Hermann Scheer verstarb am gestrigen Donnerstag völlig unerwartet im Alter von 66 Jahren. Mit ihm verliert die Welt einen herausragenden Energiepolitiker und einen Politiker, der sich über die Grenzen hinweg für den Ausbau der Erneuerbaren Energien stark machte.

Vom amerikanischen „Time Magazine“ als „Hero for the Green Century“ ausgezeichnet und als Präsident der Eurosolar auch gemeinhin „Solarpapst“ genannt, wurde Scheer 1999 für seinen „unermüdlichen Einsatz zur weltweiten Förderung der Sonnenenergie“ mit dem Alternativen Nobelpreis ausgezeichnet.

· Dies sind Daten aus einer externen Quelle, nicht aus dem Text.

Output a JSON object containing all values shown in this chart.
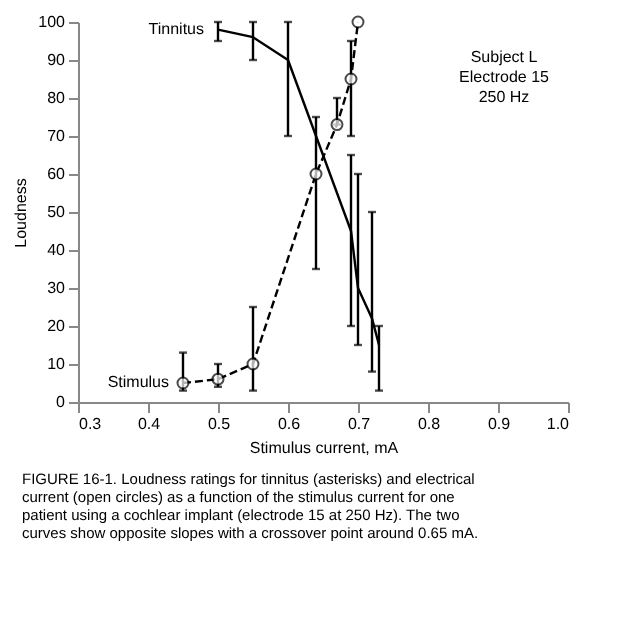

 Scheer erkannte schon früh, früher als die meisten, die Notwendigkeit und Bedeutung der Energiewende und wurde zum Wegbereiter für das Erneuerbaren-Energien-Gesetz in Deutschland. Auch die Gründung der internationalen Behörde für Erneuerbare Energien, der International Renewable Energy Agency, darf als sein Verdienst angesehen werden. 

Mit seinen Publikationen, wie beispielsweise dem Buch „Energieautonomie“, das als Grundlage für den Film „Die 4. Revolution - Energy Autonomy“ diente, zeigte er zudem Wege und Möglichkeiten für die Energiewende auf, die sich nie nach parteilichen Strategien oder Positionen richteten, sondern immer seiner Überzeugung folgten: „Keine Ausreden mehr. 100 Prozent Erneuerbare - jetzt!“ 

Seine Bedeutung für die internationale Energiepolitik wird vermutlich erst in einigen Jahren angemessen gewürdigt. Klar ist jedoch schon jetzt: Mit ihm wird im Kampf für die Energiewende hin zu den Erneuerbaren Energien einer der wichtigsten Botschafter fehlen.